Hayır kurumlarına yazık ediyoruz

Tevfik GÜNGÖR
Tevfik GÜNGÖR OLAYLARIN İÇİNDEN [email protected]

Geçen hafta gazetelerde "Kurban bağışı yolsuzluğu soruşturması" ile ilgili haberler yer aldı.

Vatan Gazetesi'ndeki haber şöyle idi: Ankara Cumhuriyet Başsavcılığı, "Kurban bağışı kesim ihalelerinde yolsuzluk" iddiasına ilişkin soruşturma sonucunda, aralarında,

LÖSEV Yönetim Kurulu Başkanı Üstün Ezer,

Deniz Feneri Derneği Başkanı Mehmet Cengiz ve

Mehmetçik Vakfı Genel Müdürü Salih Güloğlu'nun da aralarında bulunduğu 45 sanık hakkında dava açtı.

İddianamede, sanıklardan Güloğlu'nun 1 milyon 94 bin 338, Ezer'in 364 bin 70, Cengiz'in ise 44 bin 590 yıla kadar hapisle cezalandırılmaları talep edildi.

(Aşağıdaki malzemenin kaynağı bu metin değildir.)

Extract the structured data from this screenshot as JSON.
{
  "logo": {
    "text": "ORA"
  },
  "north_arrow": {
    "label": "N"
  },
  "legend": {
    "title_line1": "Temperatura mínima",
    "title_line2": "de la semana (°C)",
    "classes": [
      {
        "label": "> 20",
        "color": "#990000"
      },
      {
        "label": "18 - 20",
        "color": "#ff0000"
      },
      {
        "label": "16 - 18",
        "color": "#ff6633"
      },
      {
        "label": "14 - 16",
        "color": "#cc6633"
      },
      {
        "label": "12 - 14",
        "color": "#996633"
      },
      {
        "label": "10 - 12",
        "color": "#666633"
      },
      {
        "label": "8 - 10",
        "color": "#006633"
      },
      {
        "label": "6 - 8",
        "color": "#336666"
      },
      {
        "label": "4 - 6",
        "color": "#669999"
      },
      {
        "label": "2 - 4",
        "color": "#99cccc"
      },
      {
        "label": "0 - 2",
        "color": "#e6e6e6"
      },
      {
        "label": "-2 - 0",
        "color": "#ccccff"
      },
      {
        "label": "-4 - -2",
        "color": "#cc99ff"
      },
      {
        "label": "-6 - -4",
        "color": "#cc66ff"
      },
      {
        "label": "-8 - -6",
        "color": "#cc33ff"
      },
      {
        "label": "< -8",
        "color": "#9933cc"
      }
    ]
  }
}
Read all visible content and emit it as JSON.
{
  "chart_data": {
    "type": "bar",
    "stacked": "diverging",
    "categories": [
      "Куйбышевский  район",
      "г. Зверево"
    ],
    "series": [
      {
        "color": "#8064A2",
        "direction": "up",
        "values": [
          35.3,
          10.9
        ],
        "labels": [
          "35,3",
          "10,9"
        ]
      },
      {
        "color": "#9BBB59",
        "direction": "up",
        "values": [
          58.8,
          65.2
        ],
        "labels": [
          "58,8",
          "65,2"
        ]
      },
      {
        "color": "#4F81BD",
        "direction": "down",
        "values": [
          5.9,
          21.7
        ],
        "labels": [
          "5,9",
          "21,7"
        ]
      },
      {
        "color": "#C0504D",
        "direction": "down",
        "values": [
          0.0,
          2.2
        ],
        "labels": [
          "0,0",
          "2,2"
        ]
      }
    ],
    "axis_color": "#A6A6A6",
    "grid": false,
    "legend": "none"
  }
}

Cumhuriyet Savcıları Mehmet Tamöz ve Hüseyin Kocabey tarafından açılan davanın iddianamesinde vakıf sorumluları, "Vakıf veya dernek tüzel kişiliğini araç olarak kullanıp, dini inanç ve duyguları istismar etmek suretiyle nitelikli dolandırıcılık  yapmakla "   suçlanıyor.

Ankara 6. Ağır Ceza Mahkemesi'ne sunulan iddianamenin kabul edilmesi halinde, sanıkların yargılanmasına önümüzdeki haftalarda başlanacak.

Yargılamanın sonuçları belli olmadan kişileri ve hayır kurumlarını kötülemek imkansızdır. Ancak bir gerçek var. Bu tür haberler ve olaylar insanların hayır kurumlarına güvenini yok ediyor.

Bizim eski hayır kurumlarımız vardı:

Hilal-i Ahmer (Kızılay)

Himaye-i Etfal (Çocuk Esirgeme Kurumu)

Tayyare Cemiyeti (Türk Hava Kurumu)

Bu 3 kurum çok hem de çok saygın güvenilir kurumlardı. İnsanlarımız ellerinden geldiği kadar bu kurumlara bağışta bulunurdu. Çocuklarımız (bir dönem) boyunlarında kumbara bu 3 kuruma bağış toplardı.

Şehirleşme hareketi sonucu yaşam yerleri kalabalık hale gelince, insanlar yardıma muhtaç kimseleri şahsen tanıma ve izleme imkanını kaybedince bu kurumlara kurban bayramlarında ve diğer dini günlerde daha çok bağış yapılır oldu.

Derken bu 3 kurumda da yolsuzluk söylentileri ve iktidar çekişmeleri kamuoyunu şaşkına döndürdü.

O arada Mehmetçik Vakfı ve LÖSEV alternatif hayır kurumları olarak öne çıktı. Deniz Feneri belli çevrelerin desteğini sağladı. Ne yazık ki son kurban bayramında bu 3 kurumda da yanlış işlemler yapıldığı tesbit edildi.

Yöneticiler yanlış yapmış ise tabii ki cezalandırılacak. Fakat olan kurumlara oluyor. Kurumlara güven yitiriliyor. İnsanlar kime güveneceğini şaşırıyor. Yardım etmek isteyen ne yapacağını bilemiyor.